Ahora que termina la Navidad y
veo a la chiquillería con sus regalos de Reyes, pienso en los míos siendo niña.
Como los recuerdos son selectivos y además, se van desvirtuando, pues no podría
decir cuánta exactitud hay en ellos. Pero sí puedo ver nítidamente delante de
mí una escena repetida, el momento de colocar los zapatos en la entrada, la
hierba en un rincón del patio, la bandejita con copitas de anís y rosquetes
para ese trío de fantasmas en el que hemos creído todos. Y de madrugada, el
nerviosismo al despertar y la alegría de encontrar el regalo pedido más alguna
sorpresa.
Recuerdo cuando a mi hermano y
a mí nos dejaron unas patinetas Mobbo, rojas, resistentes, de ruedas amarillas,
con las que luego recorríamos el barrio y bastante más allá. No costaba subir
las cuestas hacia La Estación o El Cristo (la infancia es liviana, sí), y mucho
menos bajarlas a velocidades importantes, haciendo gala incluso de un
equilibrio alocado, como era poner una de las piernas sobre el manillar, ¡ah,
la inconsciencia! Total, el peligro mayor era en la curva de doña Catana y
pocos coches había; tampoco mucho peatón y nosotros bajábamos a tumba abierta
–como dicen ahora de los ciclistas- en la certeza ingenua de que el freno
estaba para algo, así estuviera medio comido o ardiera del uso continuado. Más
que algún temor a reprimendas familiares, nos imponía la posible presencia de
Manolo o Basilio, guardias municipales de mucho respeto, que nos mirarían con
caras de pocos amigos. O al llegar a la punta del Camino Nuevo, que Rosario
Mariana nos echara una rociada, aún cuando la recuerdo siempre de buen humor.

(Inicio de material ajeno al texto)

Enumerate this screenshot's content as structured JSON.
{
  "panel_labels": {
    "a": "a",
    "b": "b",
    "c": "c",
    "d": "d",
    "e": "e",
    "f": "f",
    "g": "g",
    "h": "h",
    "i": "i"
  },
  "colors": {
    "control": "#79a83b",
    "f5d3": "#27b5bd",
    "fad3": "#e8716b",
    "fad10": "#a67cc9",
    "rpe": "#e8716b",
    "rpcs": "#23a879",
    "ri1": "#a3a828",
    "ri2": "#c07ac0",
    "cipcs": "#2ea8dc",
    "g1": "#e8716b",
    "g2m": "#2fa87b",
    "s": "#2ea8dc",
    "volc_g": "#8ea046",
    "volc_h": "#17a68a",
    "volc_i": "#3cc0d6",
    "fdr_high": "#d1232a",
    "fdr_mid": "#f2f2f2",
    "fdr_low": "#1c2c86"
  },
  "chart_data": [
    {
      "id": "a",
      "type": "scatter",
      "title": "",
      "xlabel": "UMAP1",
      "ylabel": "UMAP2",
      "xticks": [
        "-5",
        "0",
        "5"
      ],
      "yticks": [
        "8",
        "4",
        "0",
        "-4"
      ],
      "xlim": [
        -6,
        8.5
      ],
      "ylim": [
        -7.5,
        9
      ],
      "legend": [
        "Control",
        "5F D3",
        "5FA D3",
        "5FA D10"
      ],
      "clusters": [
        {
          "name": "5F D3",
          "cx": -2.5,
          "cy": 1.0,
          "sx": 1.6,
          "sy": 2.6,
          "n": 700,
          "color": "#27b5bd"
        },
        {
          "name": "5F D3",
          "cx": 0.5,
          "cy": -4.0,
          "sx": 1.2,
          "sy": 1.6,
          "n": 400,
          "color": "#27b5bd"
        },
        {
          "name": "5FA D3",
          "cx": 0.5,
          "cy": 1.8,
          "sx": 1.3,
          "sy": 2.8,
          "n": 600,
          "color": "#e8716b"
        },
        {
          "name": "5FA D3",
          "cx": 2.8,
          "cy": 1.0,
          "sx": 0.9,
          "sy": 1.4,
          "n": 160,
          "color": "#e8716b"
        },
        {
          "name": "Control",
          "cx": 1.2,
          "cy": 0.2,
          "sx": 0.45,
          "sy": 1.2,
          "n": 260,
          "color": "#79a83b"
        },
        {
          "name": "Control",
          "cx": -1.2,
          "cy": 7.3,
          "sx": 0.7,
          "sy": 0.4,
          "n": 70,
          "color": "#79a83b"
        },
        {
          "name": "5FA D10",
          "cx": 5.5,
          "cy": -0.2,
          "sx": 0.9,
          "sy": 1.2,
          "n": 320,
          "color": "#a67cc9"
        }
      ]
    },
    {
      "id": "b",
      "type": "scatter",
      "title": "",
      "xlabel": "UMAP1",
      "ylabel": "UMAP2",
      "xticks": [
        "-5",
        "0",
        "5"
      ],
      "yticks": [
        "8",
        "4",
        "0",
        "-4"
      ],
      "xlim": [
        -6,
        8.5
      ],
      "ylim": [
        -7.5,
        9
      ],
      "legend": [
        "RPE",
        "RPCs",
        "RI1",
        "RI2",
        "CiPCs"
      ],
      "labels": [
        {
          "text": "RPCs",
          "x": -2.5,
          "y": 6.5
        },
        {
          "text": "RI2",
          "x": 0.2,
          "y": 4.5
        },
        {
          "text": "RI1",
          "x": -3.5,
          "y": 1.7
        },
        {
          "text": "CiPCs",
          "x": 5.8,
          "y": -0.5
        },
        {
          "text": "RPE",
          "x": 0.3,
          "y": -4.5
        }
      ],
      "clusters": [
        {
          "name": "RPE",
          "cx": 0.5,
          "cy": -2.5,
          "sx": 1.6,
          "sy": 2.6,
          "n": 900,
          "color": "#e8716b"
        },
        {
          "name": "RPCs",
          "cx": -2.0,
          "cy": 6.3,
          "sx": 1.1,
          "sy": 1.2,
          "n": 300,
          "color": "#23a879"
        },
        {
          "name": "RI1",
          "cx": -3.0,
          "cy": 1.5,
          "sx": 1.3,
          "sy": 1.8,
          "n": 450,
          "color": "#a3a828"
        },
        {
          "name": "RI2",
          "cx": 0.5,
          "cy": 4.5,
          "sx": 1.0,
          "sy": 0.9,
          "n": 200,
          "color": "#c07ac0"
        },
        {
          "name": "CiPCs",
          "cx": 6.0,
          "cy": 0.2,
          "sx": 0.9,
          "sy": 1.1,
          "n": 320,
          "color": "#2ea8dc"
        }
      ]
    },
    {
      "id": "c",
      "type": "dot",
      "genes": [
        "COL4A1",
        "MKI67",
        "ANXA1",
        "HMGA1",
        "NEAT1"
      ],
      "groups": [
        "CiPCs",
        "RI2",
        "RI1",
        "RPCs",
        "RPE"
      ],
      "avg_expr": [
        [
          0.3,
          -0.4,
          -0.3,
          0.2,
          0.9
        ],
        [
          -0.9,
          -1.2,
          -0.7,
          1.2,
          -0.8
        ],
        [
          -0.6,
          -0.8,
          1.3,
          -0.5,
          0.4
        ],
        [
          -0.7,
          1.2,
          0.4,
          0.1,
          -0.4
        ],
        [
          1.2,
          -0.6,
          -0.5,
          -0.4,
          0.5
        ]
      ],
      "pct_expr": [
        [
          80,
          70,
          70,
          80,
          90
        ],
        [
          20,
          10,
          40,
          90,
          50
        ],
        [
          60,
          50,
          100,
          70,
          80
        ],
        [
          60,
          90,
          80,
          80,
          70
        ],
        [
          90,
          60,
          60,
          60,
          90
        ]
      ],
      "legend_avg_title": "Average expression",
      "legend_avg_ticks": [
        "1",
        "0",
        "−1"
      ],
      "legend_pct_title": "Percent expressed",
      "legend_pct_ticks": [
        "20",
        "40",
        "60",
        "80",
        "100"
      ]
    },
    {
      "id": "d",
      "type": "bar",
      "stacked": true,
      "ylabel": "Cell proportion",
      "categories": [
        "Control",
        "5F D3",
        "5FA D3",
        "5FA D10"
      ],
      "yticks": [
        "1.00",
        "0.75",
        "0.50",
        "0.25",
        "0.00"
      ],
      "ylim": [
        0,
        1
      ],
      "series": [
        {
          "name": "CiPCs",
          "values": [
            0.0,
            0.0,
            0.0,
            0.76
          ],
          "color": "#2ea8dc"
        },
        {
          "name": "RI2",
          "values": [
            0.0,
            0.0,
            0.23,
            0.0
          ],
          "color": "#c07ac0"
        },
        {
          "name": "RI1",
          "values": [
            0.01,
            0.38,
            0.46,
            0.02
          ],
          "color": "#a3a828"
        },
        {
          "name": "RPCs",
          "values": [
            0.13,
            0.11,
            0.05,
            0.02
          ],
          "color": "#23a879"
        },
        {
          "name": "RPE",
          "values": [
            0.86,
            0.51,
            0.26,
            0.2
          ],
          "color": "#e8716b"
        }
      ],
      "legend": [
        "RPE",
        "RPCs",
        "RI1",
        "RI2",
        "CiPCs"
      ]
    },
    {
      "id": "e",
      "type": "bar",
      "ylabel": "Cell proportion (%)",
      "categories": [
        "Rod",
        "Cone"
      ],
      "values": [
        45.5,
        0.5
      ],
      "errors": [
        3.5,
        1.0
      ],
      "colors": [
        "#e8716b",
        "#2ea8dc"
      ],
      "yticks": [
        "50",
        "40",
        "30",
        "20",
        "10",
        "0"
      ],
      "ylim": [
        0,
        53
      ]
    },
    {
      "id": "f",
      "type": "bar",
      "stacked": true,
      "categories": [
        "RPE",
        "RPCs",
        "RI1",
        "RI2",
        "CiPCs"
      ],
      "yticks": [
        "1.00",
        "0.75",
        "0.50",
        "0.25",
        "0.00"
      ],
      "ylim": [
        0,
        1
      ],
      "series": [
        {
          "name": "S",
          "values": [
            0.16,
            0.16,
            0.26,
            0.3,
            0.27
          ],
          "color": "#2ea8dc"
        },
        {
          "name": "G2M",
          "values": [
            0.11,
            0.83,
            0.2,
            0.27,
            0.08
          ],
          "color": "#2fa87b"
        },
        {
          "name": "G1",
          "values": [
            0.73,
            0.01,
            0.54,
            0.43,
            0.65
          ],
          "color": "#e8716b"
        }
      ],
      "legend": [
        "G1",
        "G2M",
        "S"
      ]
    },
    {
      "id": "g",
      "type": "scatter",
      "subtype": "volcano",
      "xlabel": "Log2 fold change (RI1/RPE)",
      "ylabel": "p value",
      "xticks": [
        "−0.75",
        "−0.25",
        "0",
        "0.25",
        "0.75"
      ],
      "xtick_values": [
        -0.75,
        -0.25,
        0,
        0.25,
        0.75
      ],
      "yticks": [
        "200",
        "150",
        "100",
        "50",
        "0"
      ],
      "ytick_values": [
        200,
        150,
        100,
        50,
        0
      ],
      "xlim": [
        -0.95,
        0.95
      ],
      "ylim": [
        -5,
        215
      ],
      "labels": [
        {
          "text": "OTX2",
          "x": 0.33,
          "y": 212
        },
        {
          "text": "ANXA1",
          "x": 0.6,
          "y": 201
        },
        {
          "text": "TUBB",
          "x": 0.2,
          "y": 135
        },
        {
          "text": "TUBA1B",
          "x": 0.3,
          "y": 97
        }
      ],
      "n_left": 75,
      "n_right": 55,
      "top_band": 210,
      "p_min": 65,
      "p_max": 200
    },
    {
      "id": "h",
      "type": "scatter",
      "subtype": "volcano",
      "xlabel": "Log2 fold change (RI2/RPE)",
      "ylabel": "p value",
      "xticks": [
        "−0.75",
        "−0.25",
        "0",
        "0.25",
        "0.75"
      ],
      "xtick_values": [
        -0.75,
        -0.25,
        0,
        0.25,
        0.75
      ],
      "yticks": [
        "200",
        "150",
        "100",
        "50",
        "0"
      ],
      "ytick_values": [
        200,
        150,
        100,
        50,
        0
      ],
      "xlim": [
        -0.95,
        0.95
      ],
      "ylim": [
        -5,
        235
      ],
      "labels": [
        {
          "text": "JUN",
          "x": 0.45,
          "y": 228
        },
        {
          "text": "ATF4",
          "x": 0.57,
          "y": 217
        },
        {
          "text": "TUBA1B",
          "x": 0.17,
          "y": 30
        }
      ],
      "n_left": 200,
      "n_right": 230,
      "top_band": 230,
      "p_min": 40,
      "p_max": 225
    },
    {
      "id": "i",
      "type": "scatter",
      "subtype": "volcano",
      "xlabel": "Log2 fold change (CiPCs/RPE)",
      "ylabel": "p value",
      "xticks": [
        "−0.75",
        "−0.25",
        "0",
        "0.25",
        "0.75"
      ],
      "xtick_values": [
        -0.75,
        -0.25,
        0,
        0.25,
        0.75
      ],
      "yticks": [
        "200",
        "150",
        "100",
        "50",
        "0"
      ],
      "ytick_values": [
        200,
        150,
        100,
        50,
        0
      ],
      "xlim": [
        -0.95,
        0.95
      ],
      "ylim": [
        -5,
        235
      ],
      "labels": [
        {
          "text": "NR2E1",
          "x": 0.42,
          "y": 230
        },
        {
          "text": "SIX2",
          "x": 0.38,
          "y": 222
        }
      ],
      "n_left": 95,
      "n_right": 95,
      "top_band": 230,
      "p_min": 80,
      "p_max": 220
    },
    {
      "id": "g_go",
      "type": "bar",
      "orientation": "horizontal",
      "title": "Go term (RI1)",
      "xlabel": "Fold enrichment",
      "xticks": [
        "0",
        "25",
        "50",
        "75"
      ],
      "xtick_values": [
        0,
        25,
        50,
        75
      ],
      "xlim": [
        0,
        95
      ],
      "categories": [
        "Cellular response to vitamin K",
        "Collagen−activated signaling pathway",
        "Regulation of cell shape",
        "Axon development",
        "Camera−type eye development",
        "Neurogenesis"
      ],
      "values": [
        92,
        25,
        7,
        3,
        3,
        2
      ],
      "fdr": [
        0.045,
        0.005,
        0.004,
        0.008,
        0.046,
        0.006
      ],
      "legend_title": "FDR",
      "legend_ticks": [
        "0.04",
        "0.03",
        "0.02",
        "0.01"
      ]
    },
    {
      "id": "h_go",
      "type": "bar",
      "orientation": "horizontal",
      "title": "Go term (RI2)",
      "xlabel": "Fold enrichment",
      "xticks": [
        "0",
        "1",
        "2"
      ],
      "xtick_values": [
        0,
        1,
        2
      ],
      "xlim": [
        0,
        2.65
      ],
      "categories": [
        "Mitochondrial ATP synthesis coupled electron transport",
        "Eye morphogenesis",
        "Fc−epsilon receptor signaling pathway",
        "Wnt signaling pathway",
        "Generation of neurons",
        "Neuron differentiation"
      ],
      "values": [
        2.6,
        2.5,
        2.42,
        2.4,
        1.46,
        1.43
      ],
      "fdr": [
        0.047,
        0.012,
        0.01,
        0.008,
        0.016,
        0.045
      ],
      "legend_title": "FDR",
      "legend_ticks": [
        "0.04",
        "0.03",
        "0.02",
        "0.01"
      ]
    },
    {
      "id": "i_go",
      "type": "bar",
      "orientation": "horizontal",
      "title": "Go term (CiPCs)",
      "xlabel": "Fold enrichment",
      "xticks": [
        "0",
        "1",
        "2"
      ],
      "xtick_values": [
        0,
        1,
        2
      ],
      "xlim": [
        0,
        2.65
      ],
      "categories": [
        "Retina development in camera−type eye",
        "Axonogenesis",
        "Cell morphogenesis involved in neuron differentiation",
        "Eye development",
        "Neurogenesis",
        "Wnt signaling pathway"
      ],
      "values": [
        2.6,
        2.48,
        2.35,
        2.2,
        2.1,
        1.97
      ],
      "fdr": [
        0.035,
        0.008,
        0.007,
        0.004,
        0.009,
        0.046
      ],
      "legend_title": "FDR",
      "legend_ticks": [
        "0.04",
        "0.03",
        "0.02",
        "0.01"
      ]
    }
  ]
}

Otra vez me pusieron un par de
teléfonos con un cable como de diez metros y nos mudábamos de habitaciones,
hablando bajito por los auriculares, para comprobar que, efectivamente éramos
unos pequeños Edison intercambiando frases intrascendentes: “¿Me oyes?”,
“¿Dónde estás ahora?”, “Te oigo mal, llama otra vez”. Incluso se atrevió mi
hermano (“inventando siniestros”, frase materna que al paso de los años nos
acostumbramos a oír cada vez que queríamos hacer algún cambio o mejora en la
casa) a añadirle un trozo más de cable, con lo que pudimos llegar hasta el
patio y algo más.
Un regalo emocionante fue el
microscopio, ¡cuántas alas de mariposa, moscas de ojos enceldados, pétalos y
estambres, mariquitas, plumas…pasaron por aquella lente rústica! Sembró en mí
una nueva curiosidad y me creía una Marie Curie, acostumbrada como ya estaba a
leer Vidas Ilustres y de Santos. Cuando más tarde estudié el ojo compuesto de
los insectos, bien orgullosa me sentí de haberlos visto años antes en aquel
artilugio que habían traído los Reyes, seguramente junto a algún libro, un
pijama y un par de cosas más.
Muchos de esos regalos los
encargaba mi madre gracias a una revista de Galerías Preciados que recibía de
cuando en cuando. Nunca nos enteramos si los iba a buscar a Santa Cruz, si los
mandaban por correo o si efectivamente tenía un trato con Baltasar –que tan
tierno y exótico nos parecía-, cosa muy común en nuestros años ingenuos.
Pero todo eso terminó
drásticamente, cuando con quince años, mi madre nos dijo:
-Ya son grandes y bien saben
que esto no es sino un asunto para gastar y perder el tiempo buscando regalos.
A partir de ahora se acabaron los Reyes.
Y así fue.
La verdad es que me sentí
fatal y me costó superar aquella decisión práctica en grado sumo, muy de la
personalidad materna. Lo que tardé en superar ese casi trauma, lo contaré en
otra ocasión.
Disfruten de los regalos, yo
hago lo propio con los míos, descuiden.